Le pauvre mari s’est battu, les lois de l’honneur l’exigeaient, il a reçu un bon coup d’épée qui l’a mis au lit pour deux mois : sa femme chassée de chez elle, folle de honte et de désespoir, crut pouvoir se réfugier chez son complice. Où pouvait-elle aller ? mais le complice lui dit gentiment qu’il n’avait pas les moyens de la garder.

À l’heure qu’il est elle brode dans une mansarde, et lui s’est fait un nid bien chaud dans un autre ménage !

Il est devenu l’ami d’une grande lorette, richement entretenue ; il lui offre son bras, l’accompagne au bois, au théâtre, lui porte son toutou, son manchon, son ombrelle et se dit son humble esclave.
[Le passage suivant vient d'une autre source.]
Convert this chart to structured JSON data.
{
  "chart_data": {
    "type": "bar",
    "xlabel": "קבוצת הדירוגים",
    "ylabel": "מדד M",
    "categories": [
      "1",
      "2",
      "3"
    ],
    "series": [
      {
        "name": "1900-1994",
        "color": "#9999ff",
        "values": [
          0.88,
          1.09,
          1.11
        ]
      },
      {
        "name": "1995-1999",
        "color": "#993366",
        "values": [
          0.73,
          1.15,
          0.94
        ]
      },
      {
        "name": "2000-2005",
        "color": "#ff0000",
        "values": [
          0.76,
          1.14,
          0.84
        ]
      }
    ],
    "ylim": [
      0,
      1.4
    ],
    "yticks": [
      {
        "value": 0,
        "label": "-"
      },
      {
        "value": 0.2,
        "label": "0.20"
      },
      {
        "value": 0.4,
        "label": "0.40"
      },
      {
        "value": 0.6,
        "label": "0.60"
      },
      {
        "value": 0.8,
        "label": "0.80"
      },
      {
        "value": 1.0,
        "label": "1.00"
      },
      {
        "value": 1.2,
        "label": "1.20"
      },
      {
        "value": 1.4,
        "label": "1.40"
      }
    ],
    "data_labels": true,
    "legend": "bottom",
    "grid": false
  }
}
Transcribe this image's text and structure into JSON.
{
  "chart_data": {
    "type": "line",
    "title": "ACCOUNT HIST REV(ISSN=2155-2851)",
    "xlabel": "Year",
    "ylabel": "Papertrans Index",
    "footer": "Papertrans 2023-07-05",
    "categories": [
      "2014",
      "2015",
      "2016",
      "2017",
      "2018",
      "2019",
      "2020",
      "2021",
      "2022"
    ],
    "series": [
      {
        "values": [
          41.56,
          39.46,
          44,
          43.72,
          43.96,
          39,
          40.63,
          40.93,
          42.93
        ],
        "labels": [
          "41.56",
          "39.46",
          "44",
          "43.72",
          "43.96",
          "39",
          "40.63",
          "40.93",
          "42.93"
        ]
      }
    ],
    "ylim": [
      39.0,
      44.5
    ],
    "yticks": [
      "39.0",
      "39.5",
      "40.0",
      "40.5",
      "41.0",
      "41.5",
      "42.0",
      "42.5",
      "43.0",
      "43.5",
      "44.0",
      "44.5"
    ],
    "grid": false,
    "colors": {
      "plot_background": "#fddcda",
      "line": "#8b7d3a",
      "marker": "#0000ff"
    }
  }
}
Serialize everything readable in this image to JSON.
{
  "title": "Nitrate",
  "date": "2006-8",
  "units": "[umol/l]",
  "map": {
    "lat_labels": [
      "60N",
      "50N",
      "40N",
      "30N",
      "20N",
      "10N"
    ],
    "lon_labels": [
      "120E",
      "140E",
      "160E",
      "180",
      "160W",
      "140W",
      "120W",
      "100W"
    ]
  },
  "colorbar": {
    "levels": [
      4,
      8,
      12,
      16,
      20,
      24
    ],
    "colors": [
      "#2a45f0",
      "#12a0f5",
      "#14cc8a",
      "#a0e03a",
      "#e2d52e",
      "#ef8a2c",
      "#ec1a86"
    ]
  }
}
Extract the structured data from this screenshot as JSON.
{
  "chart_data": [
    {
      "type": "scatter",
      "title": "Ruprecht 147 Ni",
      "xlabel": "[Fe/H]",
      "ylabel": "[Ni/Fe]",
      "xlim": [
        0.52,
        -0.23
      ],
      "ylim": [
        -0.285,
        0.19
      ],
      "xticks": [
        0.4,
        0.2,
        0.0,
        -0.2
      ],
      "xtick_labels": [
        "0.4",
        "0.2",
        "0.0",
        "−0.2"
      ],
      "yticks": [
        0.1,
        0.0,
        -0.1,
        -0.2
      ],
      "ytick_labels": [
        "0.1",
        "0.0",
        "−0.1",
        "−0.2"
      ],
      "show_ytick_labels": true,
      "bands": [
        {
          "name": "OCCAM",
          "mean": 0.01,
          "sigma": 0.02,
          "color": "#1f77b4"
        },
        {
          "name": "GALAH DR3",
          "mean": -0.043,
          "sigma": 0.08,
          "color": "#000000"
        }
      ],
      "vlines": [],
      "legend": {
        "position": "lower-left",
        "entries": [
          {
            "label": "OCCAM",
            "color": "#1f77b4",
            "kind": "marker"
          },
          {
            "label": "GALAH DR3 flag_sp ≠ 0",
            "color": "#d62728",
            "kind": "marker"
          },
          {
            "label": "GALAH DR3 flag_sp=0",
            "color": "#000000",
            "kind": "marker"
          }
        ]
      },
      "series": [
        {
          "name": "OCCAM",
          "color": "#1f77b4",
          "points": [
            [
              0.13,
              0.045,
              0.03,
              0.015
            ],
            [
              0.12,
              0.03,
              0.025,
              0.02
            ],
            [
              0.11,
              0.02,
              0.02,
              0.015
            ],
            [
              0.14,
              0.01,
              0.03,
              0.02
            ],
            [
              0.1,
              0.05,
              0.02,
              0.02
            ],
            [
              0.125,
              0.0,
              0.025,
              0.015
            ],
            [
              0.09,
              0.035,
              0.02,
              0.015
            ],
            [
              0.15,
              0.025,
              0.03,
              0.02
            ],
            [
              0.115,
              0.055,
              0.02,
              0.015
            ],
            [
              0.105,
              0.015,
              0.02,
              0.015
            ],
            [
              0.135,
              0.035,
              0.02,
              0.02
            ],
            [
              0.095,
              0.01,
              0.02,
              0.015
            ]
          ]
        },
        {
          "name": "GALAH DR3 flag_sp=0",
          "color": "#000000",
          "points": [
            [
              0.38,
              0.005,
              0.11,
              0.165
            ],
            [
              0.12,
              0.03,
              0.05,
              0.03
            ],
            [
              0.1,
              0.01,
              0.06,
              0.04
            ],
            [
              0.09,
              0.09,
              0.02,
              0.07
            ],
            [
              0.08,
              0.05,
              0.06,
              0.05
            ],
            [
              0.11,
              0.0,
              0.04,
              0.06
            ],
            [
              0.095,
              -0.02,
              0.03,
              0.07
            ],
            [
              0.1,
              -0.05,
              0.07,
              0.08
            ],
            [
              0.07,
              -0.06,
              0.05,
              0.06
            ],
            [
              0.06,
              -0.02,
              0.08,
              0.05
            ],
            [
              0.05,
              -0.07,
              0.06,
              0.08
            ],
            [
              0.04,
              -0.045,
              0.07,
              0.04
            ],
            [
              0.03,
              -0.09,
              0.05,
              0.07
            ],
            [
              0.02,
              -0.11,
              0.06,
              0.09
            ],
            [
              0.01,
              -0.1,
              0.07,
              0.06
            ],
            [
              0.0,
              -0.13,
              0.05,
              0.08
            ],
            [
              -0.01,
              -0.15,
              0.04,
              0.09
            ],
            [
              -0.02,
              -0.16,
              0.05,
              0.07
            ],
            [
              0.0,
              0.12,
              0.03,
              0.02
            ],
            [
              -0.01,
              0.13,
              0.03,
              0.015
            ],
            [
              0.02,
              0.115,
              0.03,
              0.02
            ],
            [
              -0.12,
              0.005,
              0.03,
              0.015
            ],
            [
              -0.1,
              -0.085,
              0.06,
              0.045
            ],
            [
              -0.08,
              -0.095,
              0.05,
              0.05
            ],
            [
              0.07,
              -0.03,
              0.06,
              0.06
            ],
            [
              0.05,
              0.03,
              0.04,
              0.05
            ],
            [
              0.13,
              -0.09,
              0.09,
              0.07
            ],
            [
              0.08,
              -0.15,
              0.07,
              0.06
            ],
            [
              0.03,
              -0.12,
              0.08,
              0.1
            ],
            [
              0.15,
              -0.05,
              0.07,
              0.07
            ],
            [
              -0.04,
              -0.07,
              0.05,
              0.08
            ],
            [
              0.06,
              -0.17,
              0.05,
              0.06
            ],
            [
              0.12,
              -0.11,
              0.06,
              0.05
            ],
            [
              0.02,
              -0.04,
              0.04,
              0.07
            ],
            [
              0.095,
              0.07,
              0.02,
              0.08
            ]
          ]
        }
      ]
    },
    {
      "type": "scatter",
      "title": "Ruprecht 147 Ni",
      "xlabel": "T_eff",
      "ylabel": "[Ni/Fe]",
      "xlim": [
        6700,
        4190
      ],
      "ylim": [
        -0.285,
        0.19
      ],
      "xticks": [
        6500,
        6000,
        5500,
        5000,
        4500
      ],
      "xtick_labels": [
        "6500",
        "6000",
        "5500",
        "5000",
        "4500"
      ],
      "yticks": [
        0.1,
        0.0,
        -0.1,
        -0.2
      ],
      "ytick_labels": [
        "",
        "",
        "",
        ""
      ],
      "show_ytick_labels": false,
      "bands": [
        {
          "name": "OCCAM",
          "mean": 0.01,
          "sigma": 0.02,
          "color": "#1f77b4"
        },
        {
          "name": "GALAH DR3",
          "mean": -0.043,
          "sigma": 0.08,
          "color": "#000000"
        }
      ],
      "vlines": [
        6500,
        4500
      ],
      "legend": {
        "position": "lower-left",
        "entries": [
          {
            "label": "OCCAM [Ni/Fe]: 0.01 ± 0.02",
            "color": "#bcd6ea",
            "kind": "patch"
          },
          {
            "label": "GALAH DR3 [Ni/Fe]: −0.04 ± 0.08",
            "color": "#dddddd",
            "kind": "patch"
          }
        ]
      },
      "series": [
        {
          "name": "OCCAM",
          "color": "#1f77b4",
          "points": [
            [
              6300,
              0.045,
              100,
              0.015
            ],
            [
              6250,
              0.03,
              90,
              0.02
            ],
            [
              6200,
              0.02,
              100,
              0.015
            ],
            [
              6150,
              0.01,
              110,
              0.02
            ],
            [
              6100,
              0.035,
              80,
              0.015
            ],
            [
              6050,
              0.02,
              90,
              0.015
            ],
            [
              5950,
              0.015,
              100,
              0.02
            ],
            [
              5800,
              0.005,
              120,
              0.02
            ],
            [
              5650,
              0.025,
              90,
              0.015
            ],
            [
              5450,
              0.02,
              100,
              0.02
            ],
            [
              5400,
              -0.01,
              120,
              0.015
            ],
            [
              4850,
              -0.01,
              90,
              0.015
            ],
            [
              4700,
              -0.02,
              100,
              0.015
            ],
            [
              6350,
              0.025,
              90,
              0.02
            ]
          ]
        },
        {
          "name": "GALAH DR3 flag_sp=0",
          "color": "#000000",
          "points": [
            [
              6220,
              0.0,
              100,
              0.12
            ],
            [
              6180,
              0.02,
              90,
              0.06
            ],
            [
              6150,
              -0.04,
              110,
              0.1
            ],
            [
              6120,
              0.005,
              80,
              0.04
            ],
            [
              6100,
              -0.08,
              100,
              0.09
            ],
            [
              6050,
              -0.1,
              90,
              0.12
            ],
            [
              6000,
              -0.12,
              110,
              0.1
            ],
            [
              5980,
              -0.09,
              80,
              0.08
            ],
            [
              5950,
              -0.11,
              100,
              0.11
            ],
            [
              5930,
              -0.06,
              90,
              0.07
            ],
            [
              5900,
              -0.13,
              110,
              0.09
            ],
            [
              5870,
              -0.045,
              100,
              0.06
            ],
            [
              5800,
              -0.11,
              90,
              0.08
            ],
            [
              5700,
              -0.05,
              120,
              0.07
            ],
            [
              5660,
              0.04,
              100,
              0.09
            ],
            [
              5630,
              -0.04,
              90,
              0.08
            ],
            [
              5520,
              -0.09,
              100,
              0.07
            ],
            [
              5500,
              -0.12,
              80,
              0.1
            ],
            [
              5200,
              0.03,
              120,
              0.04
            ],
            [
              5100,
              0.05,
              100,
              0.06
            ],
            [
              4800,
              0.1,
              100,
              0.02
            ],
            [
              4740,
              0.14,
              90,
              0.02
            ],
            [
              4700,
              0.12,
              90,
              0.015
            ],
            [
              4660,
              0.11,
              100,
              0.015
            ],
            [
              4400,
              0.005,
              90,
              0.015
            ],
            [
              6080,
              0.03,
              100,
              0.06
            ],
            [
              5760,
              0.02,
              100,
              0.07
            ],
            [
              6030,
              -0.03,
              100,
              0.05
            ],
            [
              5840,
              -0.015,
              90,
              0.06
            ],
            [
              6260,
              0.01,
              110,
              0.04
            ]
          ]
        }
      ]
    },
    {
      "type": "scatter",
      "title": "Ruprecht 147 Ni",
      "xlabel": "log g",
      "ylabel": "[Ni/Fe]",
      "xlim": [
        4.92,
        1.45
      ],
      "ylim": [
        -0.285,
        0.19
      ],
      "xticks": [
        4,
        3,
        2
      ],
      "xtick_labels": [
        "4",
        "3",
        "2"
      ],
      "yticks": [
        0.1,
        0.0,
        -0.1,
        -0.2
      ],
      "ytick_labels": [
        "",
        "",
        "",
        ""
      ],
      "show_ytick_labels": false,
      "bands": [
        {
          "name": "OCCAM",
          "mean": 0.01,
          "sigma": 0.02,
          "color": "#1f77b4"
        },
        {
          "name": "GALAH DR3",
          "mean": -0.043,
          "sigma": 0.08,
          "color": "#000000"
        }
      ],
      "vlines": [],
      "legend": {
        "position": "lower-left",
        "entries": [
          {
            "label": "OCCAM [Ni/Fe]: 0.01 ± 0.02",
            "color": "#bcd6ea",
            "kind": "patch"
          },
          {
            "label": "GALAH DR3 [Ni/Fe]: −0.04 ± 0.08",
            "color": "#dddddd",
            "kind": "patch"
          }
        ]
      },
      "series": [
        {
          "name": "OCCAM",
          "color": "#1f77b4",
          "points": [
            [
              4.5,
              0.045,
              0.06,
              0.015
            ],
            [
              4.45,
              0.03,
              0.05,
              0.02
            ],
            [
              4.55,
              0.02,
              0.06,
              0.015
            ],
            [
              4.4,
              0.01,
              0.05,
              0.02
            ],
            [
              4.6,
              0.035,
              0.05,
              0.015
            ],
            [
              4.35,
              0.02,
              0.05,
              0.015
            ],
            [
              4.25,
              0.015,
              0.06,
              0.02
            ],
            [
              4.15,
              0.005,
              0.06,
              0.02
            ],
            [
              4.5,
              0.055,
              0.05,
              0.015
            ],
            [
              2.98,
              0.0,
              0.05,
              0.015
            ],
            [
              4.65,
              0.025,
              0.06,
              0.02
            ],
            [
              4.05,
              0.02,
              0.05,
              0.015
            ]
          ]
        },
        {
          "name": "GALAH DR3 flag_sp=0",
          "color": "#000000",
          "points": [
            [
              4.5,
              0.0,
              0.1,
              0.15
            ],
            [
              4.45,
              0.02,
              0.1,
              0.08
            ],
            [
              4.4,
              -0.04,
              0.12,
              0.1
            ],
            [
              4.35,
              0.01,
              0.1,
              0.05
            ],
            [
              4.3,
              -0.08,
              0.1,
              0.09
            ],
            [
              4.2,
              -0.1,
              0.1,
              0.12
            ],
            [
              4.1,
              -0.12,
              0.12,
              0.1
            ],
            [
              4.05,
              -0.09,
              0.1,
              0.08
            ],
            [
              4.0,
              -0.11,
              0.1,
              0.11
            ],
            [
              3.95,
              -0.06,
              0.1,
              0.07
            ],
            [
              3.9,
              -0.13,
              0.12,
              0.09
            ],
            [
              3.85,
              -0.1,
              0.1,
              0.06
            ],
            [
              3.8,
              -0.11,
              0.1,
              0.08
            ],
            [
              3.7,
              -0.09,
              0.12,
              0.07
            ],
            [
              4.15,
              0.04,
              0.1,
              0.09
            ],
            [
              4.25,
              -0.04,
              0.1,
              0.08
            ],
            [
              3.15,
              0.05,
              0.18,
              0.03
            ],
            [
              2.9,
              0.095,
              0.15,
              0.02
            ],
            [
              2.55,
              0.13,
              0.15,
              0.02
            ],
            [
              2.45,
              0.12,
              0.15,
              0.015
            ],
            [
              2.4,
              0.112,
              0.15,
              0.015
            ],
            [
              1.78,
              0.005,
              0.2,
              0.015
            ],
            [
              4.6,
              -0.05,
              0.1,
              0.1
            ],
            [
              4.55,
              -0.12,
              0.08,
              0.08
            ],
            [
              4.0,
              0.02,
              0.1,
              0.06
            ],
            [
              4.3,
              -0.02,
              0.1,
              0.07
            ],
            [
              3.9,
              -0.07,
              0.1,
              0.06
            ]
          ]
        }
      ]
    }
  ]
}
La dame est enchantée, dit-on, et a mille bontés pour lui… car les hommes qui lui prodiguent leur or lui refusent le plus souvent un salut en public.

Les célibataires qui liront ces lignes vont, je gage, jurer que je suis une vieille fille, furieuse de porter la cornette de sainte Catherine… et que c’est à cause de cela que je leur dis des choses désagréables… Eh bien ! non, messieurs, je ne suis point une vieille fille… et croyez-moi, pour mon compte personnel, je n’aurais pas été fâchée qu’il n’y eût en France que des célibataires.

Du reste, je ne médis pas de tous les célibataires sans exception : ceux, par exemple, qui se sont voués au célibat par un désespoir d’amour ont toutes mes sympathies ; ceux qui ne se marient pas parce qu’ils se reconnaissent trop de défauts pour ne pas rendre une femme malheureuse, méritent mon admiration. Les plus sages et les plus prudents sont ceux qui attendent pour trouver une femme selon leur cœur, et ceux-là je les applaudis des deux mains.